ACEHTREND.COM, Banda Aceh — Budayawan Aceh Tarmizi A Hamid mengatakan generasi muda Aceh perlu mengenal identitas mereka selaku orang Aceh sebagai “bekal” hidup di era yang semakin modern. Bicara mengenai identitas Aceh kata pria yang akrab dipanggil Cek Midi ini, tak bisa dilepaskan dari nilai-nilai Islam yang identik dengan perjuangan. Terkait hal ini kata dia juga tak bisa dilepaskan dari sejarah masa lalu Aceh yang menjadi sumber hikmah dan dasar pengetahuan bagi masa sekarang dan masa mendatang.
“Ini sejarah adalah manusia dan aktor sejarah adalah manusia,” ujar Cek Midi dalam dialog Pendirian Rumah Adat: Islam, Khazanah Budaya, dan Identitas Keacehan yang diselenggarakan Kesbangpolinmas Aceh di Hotel Permata Hati Ulee Lheue, Banda Aceh, Jumat (22/10/2021).
Kesultanan Aceh Darussalam yang mencapai puncak kegemilangannya pada masa Sultan Iskandar Muda menurutnya merupakan peradaban Islam terbesar di dunia kelima setelah Turki Usmani, Maroko, Isfahan, dan Agra. Masyarakatnya pada saat itu juga terbiasa berbicara multibahasa seperti penggunaan bahasa Aceh sebagai bahasa “nasional” di wilayah kesultanan, termasuk bahasa-bahasa daerah lain yang menjadi bahasa ibu; bahasa Melayu sebagai bahasa diplomasi dan hubungan antarbangsa di kepulauan Nusantara dan Asia; terakhir menggunakan bahasa Arab sebagai bahasa agama dan ilmu pengetahuan.
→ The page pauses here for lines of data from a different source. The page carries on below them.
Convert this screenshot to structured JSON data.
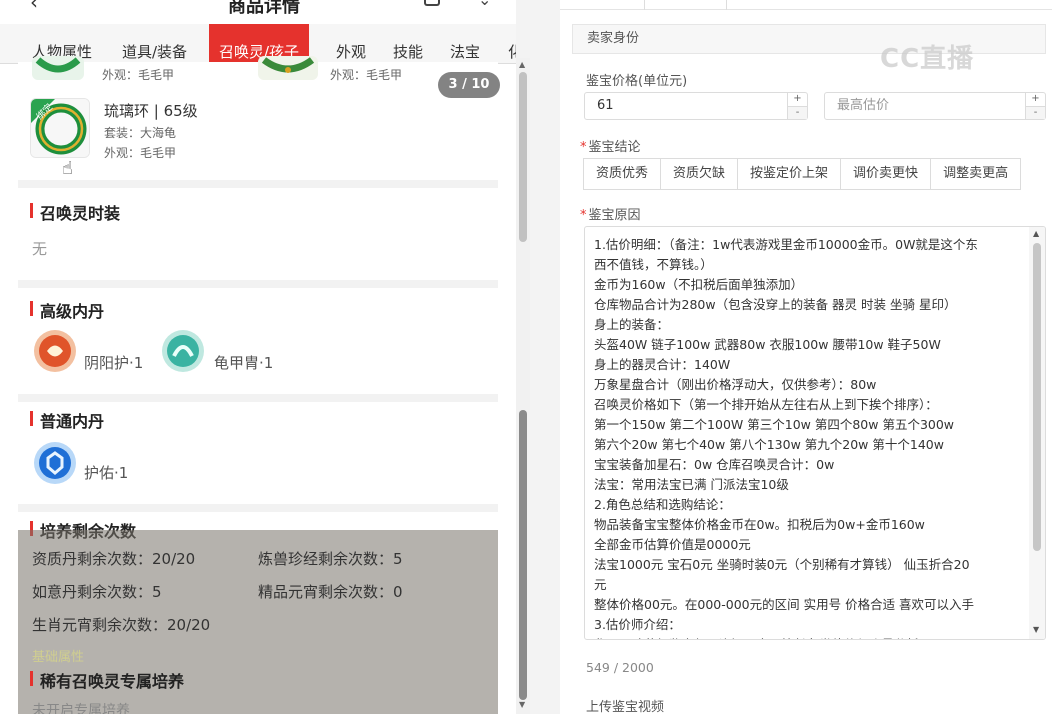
{
  "header": {
    "title": "商品详情",
    "back_icon": "back-arrow-icon"
  },
  "tabs": [
    {
      "label": "人物属性",
      "active": false
    },
    {
      "label": "道具/装备",
      "active": false
    },
    {
      "label": "召唤灵/孩子",
      "active": true
    },
    {
      "label": "外观",
      "active": false
    },
    {
      "label": "技能",
      "active": false
    },
    {
      "label": "法宝",
      "active": false
    },
    {
      "label": "化",
      "active": false
    }
  ],
  "accent_color": "#e5322d",
  "top_items": [
    {
      "appearance": "外观：毛毛甲"
    },
    {
      "appearance": "外观：毛毛甲"
    }
  ],
  "image_counter": "3 / 10",
  "featured_item": {
    "badge": "绑定",
    "name": "琉璃环 | 65级",
    "set": "套装：大海龟",
    "appearance": "外观：毛毛甲"
  },
  "sections": {
    "summon_outfit": {
      "title": "召唤灵时装",
      "value": "无"
    },
    "advanced_core": {
      "title": "高级内丹",
      "items": [
        {
          "label": "阴阳护·1"
        },
        {
          "label": "龟甲胄·1"
        }
      ]
    },
    "normal_core": {
      "title": "普通内丹",
      "items": [
        {
          "label": "护佑·1"
        }
      ]
    },
    "training": {
      "title": "培养剩余次数",
      "stats": [
        "资质丹剩余次数：20/20",
        "炼兽珍经剩余次数：5",
        "如意丹剩余次数：5",
        "精品元宵剩余次数：0",
        "生肖元宵剩余次数：20/20"
      ],
      "faint_label": "基础属性"
    },
    "rare_training": {
      "title": "稀有召唤灵专属培养",
      "value": "未开启专属培养"
    }
  },
  "form": {
    "section_header": "卖家身份",
    "price_label": "鉴宝价格(单位元)",
    "price_value": "61",
    "max_estimate_placeholder": "最高估价",
    "conclusion_label": "鉴宝结论",
    "conclusion_buttons": [
      "资质优秀",
      "资质欠缺",
      "按鉴定价上架",
      "调价卖更快",
      "调整卖更高"
    ],
    "reason_label": "鉴宝原因",
    "reason_lines": [
      "1.估价明细：（备注：1w代表游戏里金币10000金币。0W就是这个东",
      "西不值钱，不算钱。）",
      "金币为160w（不扣税后面单独添加）",
      "仓库物品合计为280w（包含没穿上的装备 器灵 时装 坐骑 星印）",
      "身上的装备：",
      "头盔40W 链子100w 武器80w 衣服100w 腰带10w 鞋子50W",
      "身上的器灵合计：140W",
      "万象星盘合计（刚出价格浮动大，仅供参考）：80w",
      "召唤灵价格如下（第一个排开始从左往右从上到下挨个排序）：",
      "第一个150w 第二个100W  第三个10w  第四个80w  第五个300w",
      "第六个20w  第七个40w  第八个130w   第九个20w  第十个140w",
      "宝宝装备加星石：0w      仓库召唤灵合计：0w",
      "法宝：常用法宝已满 门派法宝10级",
      "2.角色总结和选购结论：",
      "物品装备宝宝整体价格金币在0w。扣税后为0w+金币160w",
      "全部金币估算价值是0000元",
      "法宝1000元 宝石0元  坐骑时装0元（个别稀有才算钱） 仙玉折合20",
      "元",
      "整体价格00元。在000-000元的区间 实用号 价格合适 喜欢可以入手",
      "3.估价师介绍：",
      "华远，珍藏级鉴宝师，资深玩家，擅长各类估价与账号分析"
    ],
    "char_count": "549 / 2000",
    "video_label": "上传鉴宝视频"
  },
  "watermark": "CC直播"
}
Di antara kekayaan intelektual di masa lalu itu masih bisa dilihat dari peninggalan berupa manuskrip yang ditulis oleh para ulama Aceh, seperti Syekh Nuruddin Ar-Raniry, Syekh Abdul Rauf As-Singkili, Syekh Hamzah Fansuri, dan Syamsuddin As-Sumatrani. Kitab-kitab dan karya sastra mereka kini berada di Rumoh Manuskrip Aceh milik Cek Midi dan siapa saja dipersilakan datang untuk melihat dan mengkajinya.
“Ini sumber pengetahuan kita. Bayangkan, dengan keterbatasan sarana pada saat itu, kertas masih diimpor, tinta harus dibikin dari bijih besi, listrik tidak ada, tetapi para ulama ini bisa menuliskan mahakarya-mahakarya yang masih bisa kita lihat sampai saat ini,” kata Cek Midi sambil memperlihatkan manuskrip Mi’rath Ath-Thullab koleksinya yang turut dihadirkan dalam forum itu.
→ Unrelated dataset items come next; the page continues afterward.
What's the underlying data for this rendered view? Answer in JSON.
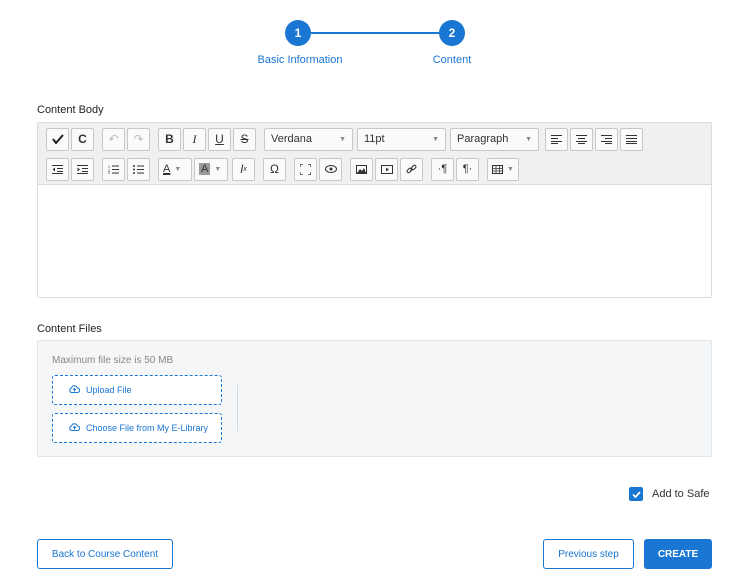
{
  "stepper": {
    "steps": [
      {
        "number": "1",
        "label": "Basic Information"
      },
      {
        "number": "2",
        "label": "Content"
      }
    ]
  },
  "content_body": {
    "label": "Content Body",
    "toolbar": {
      "font_family": "Verdana",
      "font_size": "11pt",
      "block_format": "Paragraph"
    }
  },
  "content_files": {
    "label": "Content Files",
    "hint": "Maximum file size is 50 MB",
    "upload_label": "Upload File",
    "library_label": "Choose File from My E-Library"
  },
  "add_to_safe": {
    "label": "Add to Safe",
    "checked": true
  },
  "actions": {
    "back_label": "Back to Course Content",
    "previous_label": "Previous step",
    "create_label": "CREATE"
  },
  "colors": {
    "accent": "#1976d2"
  }
}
Seharusnya, berbagai peninggalan itu menjadi semacam pemantik bagi generasi muda agar lebih terpacu dalam melahirkan karya-karya intelektual sebagai estafet dari para ulama dan intelektual di masa lalu.
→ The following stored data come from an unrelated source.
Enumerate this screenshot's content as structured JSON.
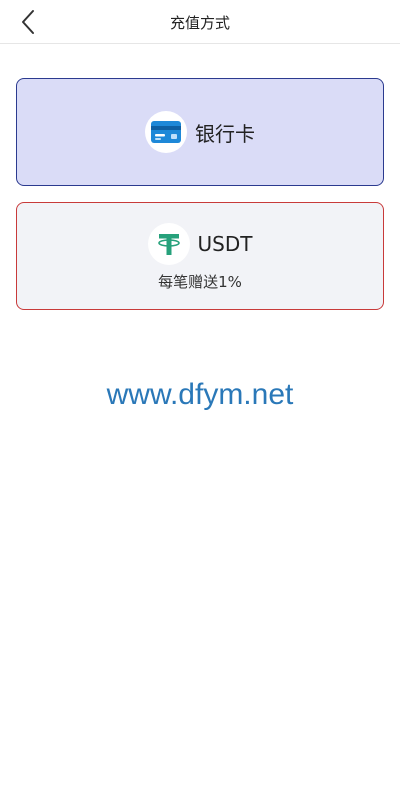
{
  "header": {
    "title": "充值方式"
  },
  "methods": [
    {
      "label": "银行卡",
      "icon": "bank-card-icon",
      "colors": {
        "background": "#dadcf7",
        "border": "#2b3a8f",
        "icon": "#1e88d8"
      }
    },
    {
      "label": "USDT",
      "subtitle": "每笔赠送1%",
      "icon": "tether-icon",
      "colors": {
        "background": "#f2f3f7",
        "border": "#c83a3a",
        "icon": "#26a17b"
      }
    }
  ],
  "watermark": {
    "text": "www.dfym.net",
    "color": "#2a78b8"
  }
}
“Tetapi kalau kita tidak tahu identitas kita, kita tidak bisa mencintai bangsa kita yaitu Aceh, susah bagi kita untuk menghargai karya-karya ulama terdahulu,” ujarnya sambil menambahkan, manuskrip-manuskrip berusia ratusan tahun yang ditulis dengan tangan di atas kertas-kertas yang diimpor dari Eropa dan tinta dari bijih besi itu hanya akan menjadi pajangan semata di museum-museum atau tangan kolektor karena tidak ada yang peduli.
Selain Tarmizi Hamid, dialog ini juga menghadirkan Zulfahmi Abdullah selaku Kasubbah Organisasi Tata Laksana dan Kerukunan Umat Beragama di Kanwil Kemenag Provinsi Aceh, serta akademisi UIN Ar-Raniry Hasan Basri M Nur yang sekaligus menjadi pemandu acara.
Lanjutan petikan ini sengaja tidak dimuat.